Enfin, le contact permanent pose le problème de la privacy dans le sens où,
même dans un projet collaboratif intense, il y a des moments où les échanges
doivent se faire sans cesse et à des rythmes soutenus, mais il y a d’autres moments où les interlocuteurs ont besoin de temps pour travailler individuellement.
C’est ainsi qu’il est important de rythmer des moments de communication active
avec des moments silencieux dans lesquels les personnes sont « déconnectées ».
Consistance
Fig. 5
Écran de Netmeeting
Fig. 6
Étudiants en interactions
Il n’y a point de doute que grâce au contact
visuel, les personnes peuvent donner une
consistance à leurs partenaires et interlocuteurs. C’est grâce à ce partage d’espace visuel et sonore que les environnements
peuvent avoir une forme de consistance
importante tout en communiquant aux interlocuteurs une forme de « matérialité et
de réalité » qui rend la coopération efficace.
Cet élément ne se réfère pas seulement aux
moments d’échange finalisés et actifs dans
lesquels, par exemple, les équipes se parlent en vidéoconférence, mais il se réfère
aussi aux moments où il n’y a pas d’échange
ni de communication active mais où les images restent présentes tout en nourrissant ce
lien et en créant une atmosphère particulière.
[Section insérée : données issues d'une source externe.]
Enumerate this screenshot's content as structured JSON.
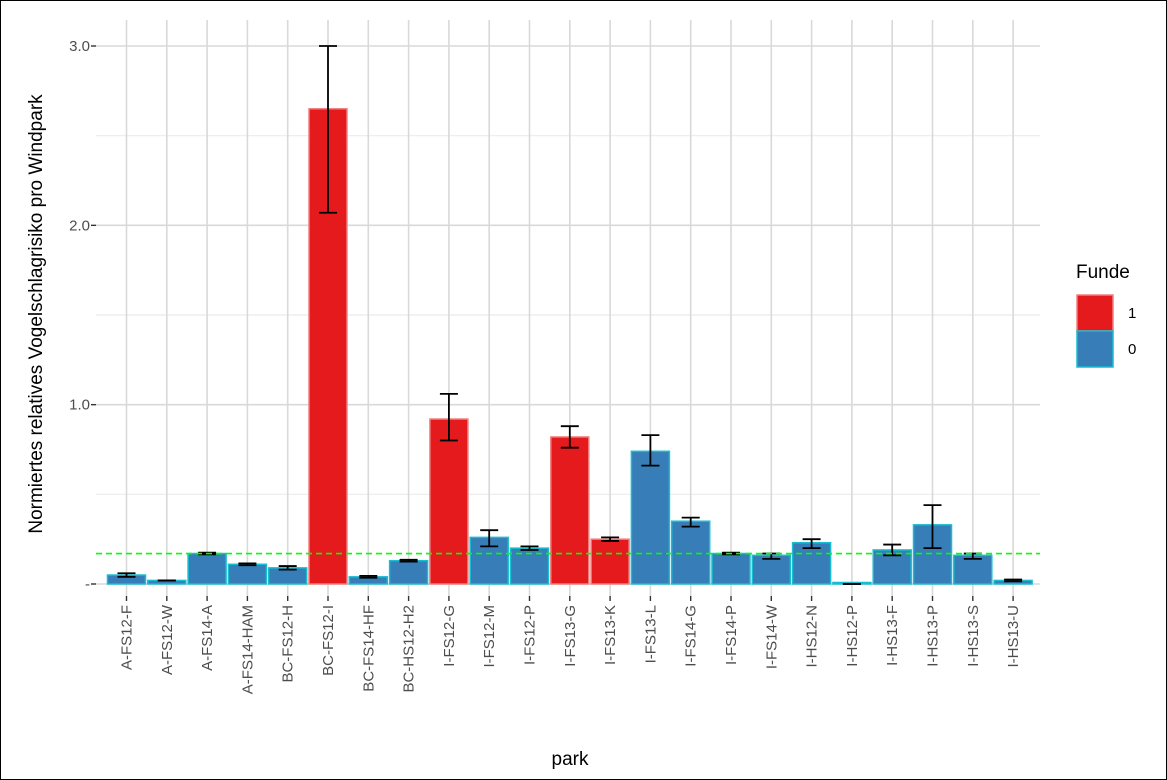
{
  "chart_data": {
    "type": "bar",
    "title": "",
    "xlabel": "park",
    "ylabel": "Normiertes relatives Vogelschlagrisiko pro Windpark",
    "ylim": [
      0,
      3.05
    ],
    "yticks": [
      {
        "value": 3.0,
        "label": "3.0"
      },
      {
        "value": 2.0,
        "label": "2.0"
      },
      {
        "value": 1.0,
        "label": "1.0"
      },
      {
        "value": 0.0,
        "label": "-"
      }
    ],
    "grid": true,
    "reference_line": {
      "value": 0.17,
      "color": "#00ff00",
      "style": "dashed"
    },
    "categories": [
      "A-FS12-F",
      "A-FS12-W",
      "A-FS14-A",
      "A-FS14-HAM",
      "BC-FS12-H",
      "BC-FS12-I",
      "BC-FS14-HF",
      "BC-HS12-H2",
      "I-FS12-G",
      "I-FS12-M",
      "I-FS12-P",
      "I-FS13-G",
      "I-FS13-K",
      "I-FS13-L",
      "I-FS14-G",
      "I-FS14-P",
      "I-FS14-W",
      "I-HS12-N",
      "I-HS12-P",
      "I-HS13-F",
      "I-HS13-P",
      "I-HS13-S",
      "I-HS13-U"
    ],
    "values": [
      0.05,
      0.02,
      0.17,
      0.11,
      0.09,
      2.65,
      0.04,
      0.13,
      0.92,
      0.26,
      0.2,
      0.82,
      0.25,
      0.74,
      0.35,
      0.17,
      0.16,
      0.23,
      0.0,
      0.19,
      0.33,
      0.16,
      0.02
    ],
    "error_low": [
      0.04,
      0.02,
      0.165,
      0.105,
      0.08,
      2.07,
      0.035,
      0.125,
      0.8,
      0.21,
      0.19,
      0.76,
      0.24,
      0.66,
      0.32,
      0.165,
      0.14,
      0.2,
      0.0,
      0.16,
      0.2,
      0.14,
      0.015
    ],
    "error_high": [
      0.06,
      0.02,
      0.175,
      0.115,
      0.1,
      3.0,
      0.045,
      0.135,
      1.06,
      0.3,
      0.21,
      0.88,
      0.26,
      0.83,
      0.37,
      0.175,
      0.17,
      0.25,
      0.0,
      0.22,
      0.44,
      0.17,
      0.025
    ],
    "funde": [
      "0",
      "0",
      "0",
      "0",
      "0",
      "1",
      "0",
      "0",
      "1",
      "0",
      "0",
      "1",
      "1",
      "0",
      "0",
      "0",
      "0",
      "0",
      "0",
      "0",
      "0",
      "0",
      "0"
    ],
    "legend": {
      "title": "Funde",
      "position": "right",
      "entries": [
        {
          "key": "1",
          "label": "1",
          "fill": "#e41a1c",
          "stroke": "#f08080"
        },
        {
          "key": "0",
          "label": "0",
          "fill": "#377eb8",
          "stroke": "#17becf"
        }
      ]
    }
  }
}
Ceci fait que deux environnements interactifs deviennent un seul véritable
environnement collaboratif.
2 L’information contextualisée
L’universel avec tonalité
W. Benjamin, dans son œuvre d’art à l’époque de la reproduction mécanique
attire notre attention sur l’aura qui caractérise une œuvre d’art, et sur la difficulté
de la transmission de cette aura par la reproduction mécanique rendue possible
par l’invention de la photographie.
Comment peut-on communiquer l’aura, le hic et nunc authentique d’une
œuvre d’art ? Comment communiquer ce sentiment unique qui se consomme
dans l’instant présent et qui donne à la communication une intangible densité ?
Ces questions sont très actuelles si l’on considère les environnements collaboratifs
dans lesquels il n’est pas simplement question de faire passer des informations
mais de communiquer un ici et maintenant et d’« inventer et créer ensemble ».
Le paroxysme du développement des nouvelles technologies nous porte à
considérer deux éléments clés. D’abord, c’est parce que nous pouvons accéder à
toutes sortes d’informations et à n’importe quel moment que nous avons un
besoin croissant et permanent de contextualiser les informations avec un ici et
maintenant. C’est dans cet esprit qu’Edgar Morin (1999) indique la capacité de
contextualiser l’information comme l’un des sept savoirs fondamentaux pour
l’éducation du futur.
Deuxièmement, si l’information binaire est de plus en plus simple à transmettre, émerge le besoin de communiquer ce que W. Benjamin définit comme
aura, en se référant au sentiment de l’instant et de la tradition, à l’immatériel,
l’intangible et tout ce qui échappe à la grille de l’information codée.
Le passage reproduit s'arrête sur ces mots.